In our study, the mean preoperative astigmatism significally decreased after surgery during the whole postoperative follow up visits (p<0.05). Additionally, the mean value of astigmatism was higher in large sized pterygium group than small sized one not only preoperatively but also through the three postoperative follow up visits (p<0.05). On the other hand, the mean preoperative K1 (flattest meridian) increased significally after surgery during the whole postoperative follow up visits (p<0.05). Preoperatively, large sized pterygium group has significally lower K1 mean values than small sized one. mean values of K2 (steepest meridian) did not change significally at three and six months after surgery. Also, there was no significant difference in mean value of K2 between the two groups neither preoperatively nor at one month postoperatively but at three and six months after surgery, the mean value of K2 was significally higher in large sized pterygium group(p<0.05).

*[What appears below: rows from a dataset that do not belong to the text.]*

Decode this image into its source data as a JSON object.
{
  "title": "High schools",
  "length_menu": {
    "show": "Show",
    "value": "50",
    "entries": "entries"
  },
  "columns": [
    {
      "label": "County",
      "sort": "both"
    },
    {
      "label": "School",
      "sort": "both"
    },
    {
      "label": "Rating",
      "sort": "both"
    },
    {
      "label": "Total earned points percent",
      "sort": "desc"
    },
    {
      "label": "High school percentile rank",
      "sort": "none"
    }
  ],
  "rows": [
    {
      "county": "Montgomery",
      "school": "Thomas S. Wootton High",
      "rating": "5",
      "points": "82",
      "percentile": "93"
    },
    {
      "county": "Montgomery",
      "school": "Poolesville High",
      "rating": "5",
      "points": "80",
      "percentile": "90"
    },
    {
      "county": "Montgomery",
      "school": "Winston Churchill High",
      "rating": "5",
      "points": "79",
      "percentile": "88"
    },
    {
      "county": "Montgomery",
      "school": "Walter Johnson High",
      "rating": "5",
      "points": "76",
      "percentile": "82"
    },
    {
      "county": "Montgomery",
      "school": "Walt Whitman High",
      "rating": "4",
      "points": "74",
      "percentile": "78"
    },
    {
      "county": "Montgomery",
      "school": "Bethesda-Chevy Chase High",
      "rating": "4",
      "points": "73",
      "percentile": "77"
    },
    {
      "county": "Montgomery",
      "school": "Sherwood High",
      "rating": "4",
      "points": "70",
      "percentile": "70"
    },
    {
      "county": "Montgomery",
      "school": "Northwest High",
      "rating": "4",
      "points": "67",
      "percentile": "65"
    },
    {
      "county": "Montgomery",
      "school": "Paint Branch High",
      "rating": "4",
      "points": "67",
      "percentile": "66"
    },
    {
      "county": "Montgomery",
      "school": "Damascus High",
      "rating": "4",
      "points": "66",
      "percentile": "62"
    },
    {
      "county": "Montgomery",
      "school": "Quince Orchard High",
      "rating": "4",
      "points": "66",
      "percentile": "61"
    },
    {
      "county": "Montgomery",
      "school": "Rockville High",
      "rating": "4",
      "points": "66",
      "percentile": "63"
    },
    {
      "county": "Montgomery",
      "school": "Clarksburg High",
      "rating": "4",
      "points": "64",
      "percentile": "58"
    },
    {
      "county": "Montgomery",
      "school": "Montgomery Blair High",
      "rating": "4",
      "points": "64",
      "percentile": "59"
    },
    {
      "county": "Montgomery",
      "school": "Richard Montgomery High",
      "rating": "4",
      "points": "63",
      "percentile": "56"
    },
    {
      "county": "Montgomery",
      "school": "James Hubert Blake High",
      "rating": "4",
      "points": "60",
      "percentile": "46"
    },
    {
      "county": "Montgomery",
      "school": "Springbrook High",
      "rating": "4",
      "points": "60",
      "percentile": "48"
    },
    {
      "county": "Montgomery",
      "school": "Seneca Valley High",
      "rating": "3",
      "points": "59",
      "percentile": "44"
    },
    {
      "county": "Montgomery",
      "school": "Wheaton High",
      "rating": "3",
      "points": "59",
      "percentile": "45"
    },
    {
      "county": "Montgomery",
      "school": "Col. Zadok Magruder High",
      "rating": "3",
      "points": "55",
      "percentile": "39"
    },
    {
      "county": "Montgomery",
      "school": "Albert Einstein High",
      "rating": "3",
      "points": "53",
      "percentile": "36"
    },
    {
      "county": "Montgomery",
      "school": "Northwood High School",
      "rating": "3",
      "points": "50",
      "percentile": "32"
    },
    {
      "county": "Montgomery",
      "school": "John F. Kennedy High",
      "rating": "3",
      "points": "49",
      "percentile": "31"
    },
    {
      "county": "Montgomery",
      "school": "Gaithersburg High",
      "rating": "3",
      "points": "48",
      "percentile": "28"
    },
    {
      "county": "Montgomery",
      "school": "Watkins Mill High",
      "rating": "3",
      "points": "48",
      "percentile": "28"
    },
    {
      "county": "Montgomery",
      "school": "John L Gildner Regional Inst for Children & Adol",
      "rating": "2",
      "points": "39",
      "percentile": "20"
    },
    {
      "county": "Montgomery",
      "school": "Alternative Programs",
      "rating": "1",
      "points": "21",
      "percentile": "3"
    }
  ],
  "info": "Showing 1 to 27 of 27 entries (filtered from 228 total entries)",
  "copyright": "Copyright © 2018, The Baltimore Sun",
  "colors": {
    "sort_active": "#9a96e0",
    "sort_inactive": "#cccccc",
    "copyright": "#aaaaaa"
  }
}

In this study, there was a decrease in mean value of central 3 mm anterior elevation map after surgery but that decrease was clinically significant only at three and six months postoperatively. also, there was no significant difference(p>0.05) in mean values of anterior elevation map preoperatively between the two groups, but after surgery, small sized group has significant lower mean value of anterior elevation map than large sized group.
Mean value of apical corneal thickness significally (p<0.05) decreased after surgery but there was no significant difference between two groups neither preoperatively nor after surgery.
In the current study, the mean values of UCVA and BCVA were statistically better during the three visits postoperatively. Additionally, the mean values of both were better in small sized pterygium group than the large sized one.
The mean value of refractive sphere significally decrease after surgery but there was no significant difference in mean values of refractive sphere between the two groups preoperatively and after surgery. On the other hand, the mean value of refractive cylinder decreased significally (p<0.05) after surgery. Additionally, the mean values of refractive cylinder was higher in large sized group preoperatively and during the three visits of postoperative follow up.
Conclusion:
Pterygia lead to deterioration of visual acuity by causing refractive and topographic changes. Excision of pterygium leads to changes in astigmatism, keratometric power, apical corneal thickness as well as values of anterior elevation map.
Refractive and topographic values vary with pterygium size. Furthermore, topographic and refractive results after excision of pterygium are better in small sized pterygia than that of large sized ones.